Entrando, poi, nel dettaglio, risulta chiaro che i problemi maggiori li ha il mondo trentino rispetto a quello altoatesino. In generale dei 763 enti locali che si trovano in Trentino-Alto Adige ben 253 rispondono alle leggi sulla trasparenza per lo 0%. Tra i siti completamente non conformi e, ci duole dirlo, c'è anche quello dell'Ordine dei Giornalisti del Trentino Alto Adige che non rispetta nessun principio previsto dall'Amministrazione Trasparente avendo 0 sezioni su 84 conformi alle leggi.
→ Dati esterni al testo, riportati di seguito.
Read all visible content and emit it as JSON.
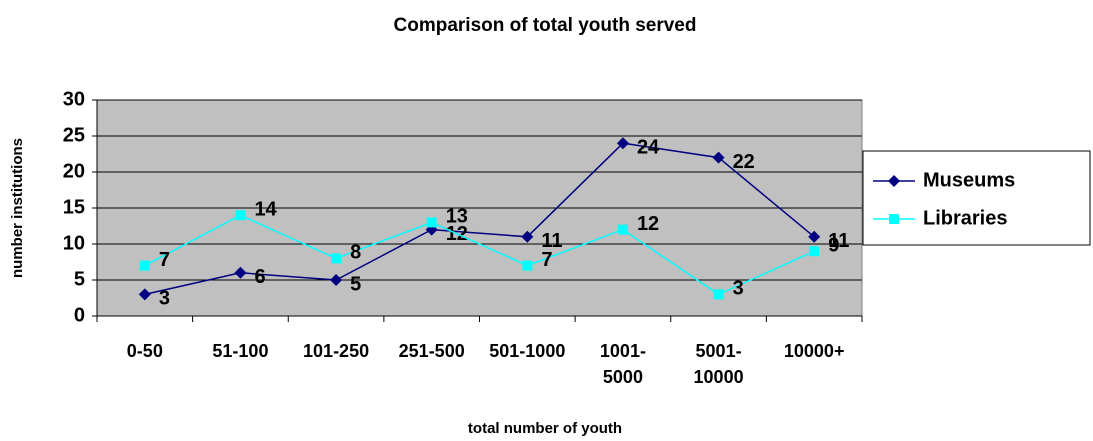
{
  "chart_data": {
    "type": "line",
    "title": "Comparison of total youth served",
    "x_label": "total number of youth",
    "y_label": "number institutions",
    "categories": [
      "0-50",
      "51-100",
      "101-250",
      "251-500",
      "501-1000",
      "1001-5000",
      "5001-10000",
      "10000+"
    ],
    "series": [
      {
        "name": "Museums",
        "color": "#000080",
        "marker": "diamond",
        "values": [
          3,
          6,
          5,
          12,
          11,
          24,
          22,
          11
        ]
      },
      {
        "name": "Libraries",
        "color": "#00ffff",
        "marker": "square",
        "values": [
          7,
          14,
          8,
          13,
          7,
          12,
          3,
          9
        ]
      }
    ],
    "ylim": [
      0,
      30
    ],
    "yticks": [
      0,
      5,
      10,
      15,
      20,
      25,
      30
    ],
    "grid": true,
    "legend": "right",
    "plot_background": "#c0c0c0"
  }
}
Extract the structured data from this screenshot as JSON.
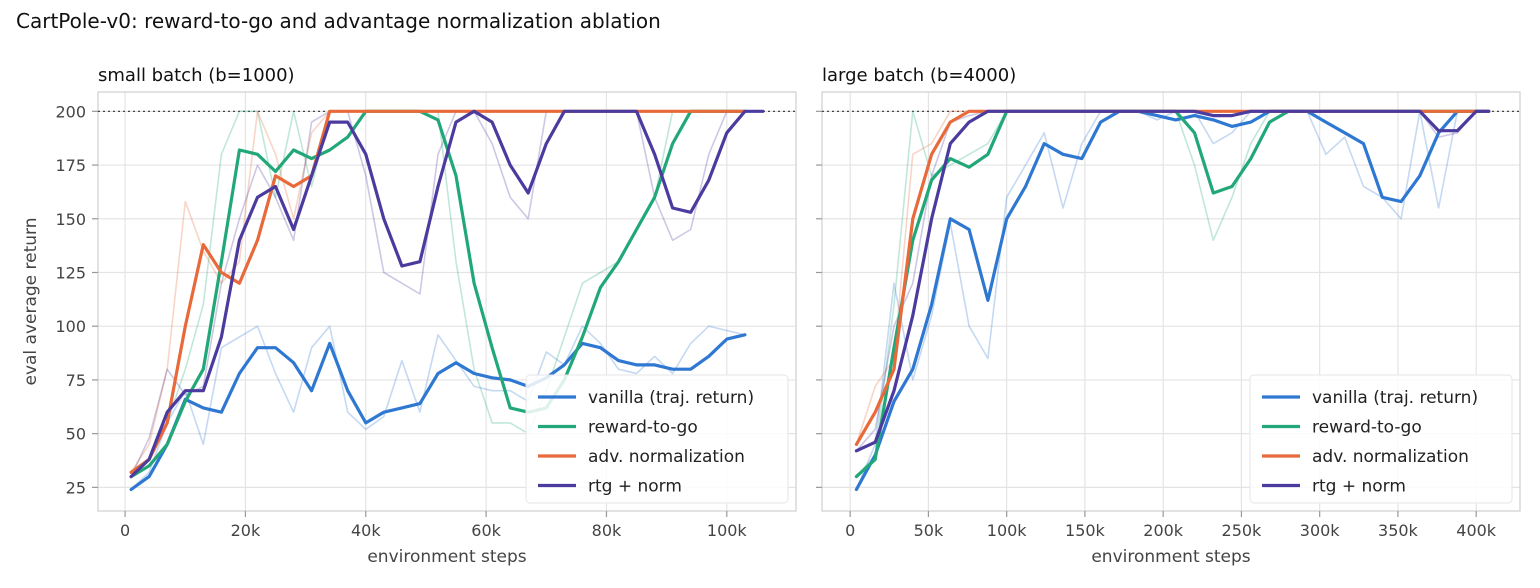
{
  "suptitle": "CartPole-v0: reward-to-go and advantage normalization ablation",
  "colors": {
    "vanilla": "#2e78d2",
    "rtg": "#22a878",
    "norm": "#e8693a",
    "rtgnorm": "#4b3b9e",
    "grid": "#e4e4e4",
    "axis": "#cfcfcf",
    "text": "#444444"
  },
  "chart_data": [
    {
      "type": "line",
      "title": "small batch (b=1000)",
      "xlabel": "environment steps",
      "ylabel": "eval average return",
      "xlim": [
        -4500,
        111500
      ],
      "ylim": [
        14,
        209
      ],
      "xticks": [
        0,
        20000,
        40000,
        60000,
        80000,
        100000
      ],
      "xticklabels": [
        "0",
        "20k",
        "40k",
        "60k",
        "80k",
        "100k"
      ],
      "yticks": [
        25,
        50,
        75,
        100,
        125,
        150,
        175,
        200
      ],
      "grid": true,
      "reference_line": 200,
      "legend": "lower-right",
      "series": [
        {
          "name": "vanilla (traj. return)",
          "key": "vanilla",
          "x": [
            1000,
            4000,
            7000,
            10000,
            13000,
            16000,
            19000,
            22000,
            25000,
            28000,
            31000,
            34000,
            37000,
            40000,
            43000,
            46000,
            49000,
            52000,
            55000,
            58000,
            61000,
            64000,
            67000,
            70000,
            73000,
            76000,
            79000,
            82000,
            85000,
            88000,
            91000,
            94000,
            97000,
            100000,
            103000
          ],
          "smooth": [
            24,
            30,
            45,
            66,
            62,
            60,
            78,
            90,
            90,
            83,
            70,
            92,
            70,
            55,
            60,
            62,
            64,
            78,
            83,
            78,
            76,
            75,
            72,
            76,
            82,
            92,
            90,
            84,
            82,
            82,
            80,
            80,
            86,
            94,
            96
          ],
          "raw": [
            24,
            32,
            55,
            70,
            45,
            90,
            95,
            100,
            78,
            60,
            90,
            100,
            60,
            52,
            58,
            84,
            60,
            96,
            84,
            72,
            70,
            70,
            65,
            88,
            82,
            100,
            92,
            80,
            78,
            86,
            78,
            92,
            100,
            98,
            96
          ]
        },
        {
          "name": "reward-to-go",
          "key": "rtg",
          "x": [
            1000,
            4000,
            7000,
            10000,
            13000,
            16000,
            19000,
            22000,
            25000,
            28000,
            31000,
            34000,
            37000,
            40000,
            43000,
            46000,
            49000,
            52000,
            55000,
            58000,
            61000,
            64000,
            67000,
            70000,
            73000,
            76000,
            79000,
            82000,
            85000,
            88000,
            91000,
            94000,
            97000,
            100000,
            103000
          ],
          "smooth": [
            30,
            35,
            45,
            65,
            80,
            130,
            182,
            180,
            172,
            182,
            178,
            182,
            188,
            200,
            200,
            200,
            200,
            196,
            170,
            120,
            90,
            62,
            60,
            62,
            75,
            95,
            118,
            130,
            145,
            160,
            185,
            200,
            200,
            200,
            200
          ],
          "raw": [
            30,
            38,
            55,
            80,
            110,
            180,
            200,
            200,
            160,
            200,
            165,
            200,
            200,
            200,
            200,
            200,
            200,
            200,
            130,
            80,
            55,
            55,
            50,
            70,
            95,
            120,
            125,
            130,
            145,
            160,
            200,
            200,
            200,
            200,
            200
          ]
        },
        {
          "name": "adv. normalization",
          "key": "norm",
          "x": [
            1000,
            4000,
            7000,
            10000,
            13000,
            16000,
            19000,
            22000,
            25000,
            28000,
            31000,
            34000,
            37000,
            40000,
            43000,
            46000,
            49000,
            52000,
            55000,
            58000,
            61000,
            64000,
            67000,
            70000,
            73000,
            76000,
            79000,
            82000,
            85000,
            88000,
            91000,
            94000,
            97000,
            100000,
            103000
          ],
          "smooth": [
            32,
            38,
            55,
            100,
            138,
            125,
            120,
            140,
            170,
            165,
            170,
            200,
            200,
            200,
            200,
            200,
            200,
            200,
            200,
            200,
            200,
            200,
            200,
            200,
            200,
            200,
            200,
            200,
            200,
            200,
            200,
            200,
            200,
            200,
            200
          ],
          "raw": [
            32,
            45,
            80,
            158,
            135,
            120,
            130,
            200,
            180,
            150,
            190,
            200,
            200,
            200,
            200,
            200,
            200,
            200,
            200,
            200,
            200,
            200,
            200,
            200,
            200,
            200,
            200,
            200,
            200,
            200,
            200,
            200,
            200,
            200,
            200
          ]
        },
        {
          "name": "rtg + norm",
          "key": "rtgnorm",
          "x": [
            1000,
            4000,
            7000,
            10000,
            13000,
            16000,
            19000,
            22000,
            25000,
            28000,
            31000,
            34000,
            37000,
            40000,
            43000,
            46000,
            49000,
            52000,
            55000,
            58000,
            61000,
            64000,
            67000,
            70000,
            73000,
            76000,
            79000,
            82000,
            85000,
            88000,
            91000,
            94000,
            97000,
            100000,
            103000,
            106000
          ],
          "smooth": [
            30,
            38,
            60,
            70,
            70,
            95,
            140,
            160,
            165,
            145,
            170,
            195,
            195,
            180,
            150,
            128,
            130,
            165,
            195,
            200,
            195,
            175,
            162,
            185,
            200,
            200,
            200,
            200,
            200,
            180,
            155,
            153,
            168,
            190,
            200,
            200
          ],
          "raw": [
            30,
            48,
            80,
            68,
            72,
            120,
            150,
            175,
            160,
            140,
            195,
            200,
            200,
            170,
            125,
            120,
            115,
            180,
            200,
            200,
            185,
            160,
            150,
            200,
            200,
            200,
            200,
            200,
            200,
            160,
            140,
            145,
            180,
            200,
            200,
            200
          ]
        }
      ]
    },
    {
      "type": "line",
      "title": "large batch (b=4000)",
      "xlabel": "environment steps",
      "ylabel": "",
      "xlim": [
        -18000,
        428000
      ],
      "ylim": [
        14,
        209
      ],
      "xticks": [
        0,
        50000,
        100000,
        150000,
        200000,
        250000,
        300000,
        350000,
        400000
      ],
      "xticklabels": [
        "0",
        "50k",
        "100k",
        "150k",
        "200k",
        "250k",
        "300k",
        "350k",
        "400k"
      ],
      "yticks": [
        25,
        50,
        75,
        100,
        125,
        150,
        175,
        200
      ],
      "grid": true,
      "reference_line": 200,
      "legend": "lower-right",
      "series": [
        {
          "name": "vanilla (traj. return)",
          "key": "vanilla",
          "x": [
            4000,
            16000,
            28000,
            40000,
            52000,
            64000,
            76000,
            88000,
            100000,
            112000,
            124000,
            136000,
            148000,
            160000,
            172000,
            184000,
            196000,
            208000,
            220000,
            232000,
            244000,
            256000,
            268000,
            280000,
            292000,
            304000,
            316000,
            328000,
            340000,
            352000,
            364000,
            376000,
            388000,
            400000,
            408000
          ],
          "smooth": [
            24,
            40,
            65,
            80,
            110,
            150,
            145,
            112,
            150,
            165,
            185,
            180,
            178,
            195,
            200,
            200,
            198,
            196,
            198,
            196,
            193,
            195,
            200,
            200,
            200,
            195,
            190,
            185,
            160,
            158,
            170,
            190,
            200,
            200,
            200
          ],
          "raw": [
            24,
            45,
            120,
            75,
            105,
            148,
            100,
            85,
            160,
            175,
            190,
            155,
            185,
            200,
            200,
            200,
            196,
            200,
            200,
            185,
            190,
            200,
            200,
            200,
            200,
            180,
            188,
            165,
            160,
            150,
            200,
            155,
            200,
            200,
            200
          ]
        },
        {
          "name": "reward-to-go",
          "key": "rtg",
          "x": [
            4000,
            16000,
            28000,
            40000,
            52000,
            64000,
            76000,
            88000,
            100000,
            112000,
            124000,
            136000,
            148000,
            160000,
            172000,
            184000,
            196000,
            208000,
            220000,
            232000,
            244000,
            256000,
            268000,
            280000,
            292000,
            304000,
            316000,
            328000,
            340000,
            352000,
            364000,
            376000,
            388000,
            400000,
            408000
          ],
          "smooth": [
            30,
            38,
            90,
            140,
            168,
            178,
            174,
            180,
            200,
            200,
            200,
            200,
            200,
            200,
            200,
            200,
            200,
            200,
            190,
            162,
            165,
            178,
            195,
            200,
            200,
            200,
            200,
            200,
            200,
            200,
            200,
            200,
            200,
            200,
            200
          ],
          "raw": [
            30,
            40,
            110,
            200,
            170,
            175,
            180,
            185,
            200,
            200,
            200,
            200,
            200,
            200,
            200,
            200,
            200,
            200,
            175,
            140,
            160,
            185,
            200,
            200,
            200,
            200,
            200,
            200,
            200,
            200,
            200,
            200,
            200,
            200,
            200
          ]
        },
        {
          "name": "adv. normalization",
          "key": "norm",
          "x": [
            4000,
            16000,
            28000,
            40000,
            52000,
            64000,
            76000,
            88000,
            100000,
            112000,
            124000,
            136000,
            148000,
            160000,
            172000,
            184000,
            196000,
            208000,
            220000,
            232000,
            244000,
            256000,
            268000,
            280000,
            292000,
            304000,
            316000,
            328000,
            340000,
            352000,
            364000,
            376000,
            388000,
            400000,
            408000
          ],
          "smooth": [
            45,
            60,
            80,
            150,
            180,
            195,
            200,
            200,
            200,
            200,
            200,
            200,
            200,
            200,
            200,
            200,
            200,
            200,
            200,
            200,
            200,
            200,
            200,
            200,
            200,
            200,
            200,
            200,
            200,
            200,
            200,
            200,
            200,
            200,
            200
          ],
          "raw": [
            45,
            72,
            85,
            180,
            185,
            200,
            200,
            200,
            200,
            200,
            200,
            200,
            200,
            200,
            200,
            200,
            200,
            200,
            200,
            200,
            200,
            200,
            200,
            200,
            200,
            200,
            200,
            200,
            200,
            200,
            200,
            200,
            200,
            200,
            200
          ]
        },
        {
          "name": "rtg + norm",
          "key": "rtgnorm",
          "x": [
            4000,
            16000,
            28000,
            40000,
            52000,
            64000,
            76000,
            88000,
            100000,
            112000,
            124000,
            136000,
            148000,
            160000,
            172000,
            184000,
            196000,
            208000,
            220000,
            232000,
            244000,
            256000,
            268000,
            280000,
            292000,
            304000,
            316000,
            328000,
            340000,
            352000,
            364000,
            376000,
            388000,
            400000,
            408000
          ],
          "smooth": [
            42,
            46,
            70,
            105,
            150,
            185,
            195,
            200,
            200,
            200,
            200,
            200,
            200,
            200,
            200,
            200,
            200,
            200,
            200,
            198,
            198,
            200,
            200,
            200,
            200,
            200,
            200,
            200,
            200,
            200,
            200,
            191,
            191,
            200,
            200
          ],
          "raw": [
            42,
            52,
            100,
            120,
            170,
            195,
            198,
            200,
            200,
            200,
            200,
            200,
            200,
            200,
            200,
            200,
            200,
            200,
            200,
            198,
            198,
            200,
            200,
            200,
            200,
            200,
            200,
            200,
            200,
            200,
            200,
            188,
            190,
            200,
            200
          ]
        }
      ]
    }
  ]
}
Per quanto riguarda gli Ordini il più trasparente è quello dei Medici Chirurghi e Degli Odontoiatri della Provincia di Bolzano con 51 sezioni in regola su 84 (il 61% del sito) e degli Ingegneri della Provincia di Trento con 50 sezioni su 84 (il 60% del sito). Gli Avvocati di Trento presentano 3 sezioni in regola su 84 (4% del sito), quelli di Bolzano e Rovereto tengono testa ai Giornalisti con 0 sezioni su 84

 

Ma c'è anche chi fa bene, benissimo. I siti veramente in regola sono 154. Dalle Comunità Comprensoriali dell'Alto Adige che sono tutte e sette perfettamente conformi alla legge (84 sezioni su 84, 100%) ai Comuni di Aldino, Appiano, Brunico, Merano, Naturno e chi più ne ha più ne metta. Il problema? Sono tutti altoatesini. Il dato è inquietante, infatti: gli unici trentini che sono in regola, sui 154 che ottengono il 100% di conformità alle leggi sulla trasparenza, sono 12. La Comunità di Primiero, l'Asis di Trento e una serie di case di riposo: Casa Laner di Folgaria, Casa Benedetti di Mori, Apsp Giacomo Cis di Ledro, la Residenza Molino di Dro, l'Apsps Montel di Pergine, l'Apsps di Brentonico, delle Giudicarie Esteriori, L'Asps Margherita Grazioli di Povo, quella di San Giuseppe di Roncegno e quella di San Valentino di Levico. Per il resto solo il Comune di Borgo Valsugana si avvicina alla perfezione risultando in regola per il 99% del suo sito (con 83 sezioni a posto su 84), così come la Camera di Commercio di Trento e l'Università di Trento.

 

Insomma, che ci fosse tanto da fare lo avevamo già scritto in passato. E che l'Anac abbia già attenzionato il sistema trentino è ormai cosa risaputa avendo riportato anche nel suo ultimo report il fatto che le Comunità di Valle, in particolare, sono fuori regola. Noi avevamo già dimostrato come moltissimi comuni trentini fossero indietro anche solo nella semplice voce "compensi dei sindaci". Una petizione popolare firmata da più di 500 persone è stata consegnata al presidente del consiglio provinciale Dorigatti per chiedere che gli enti pubblici si adeguino alle norme. Ad oggi pare sia rimasta lettera morta. Speriamo nel futuro.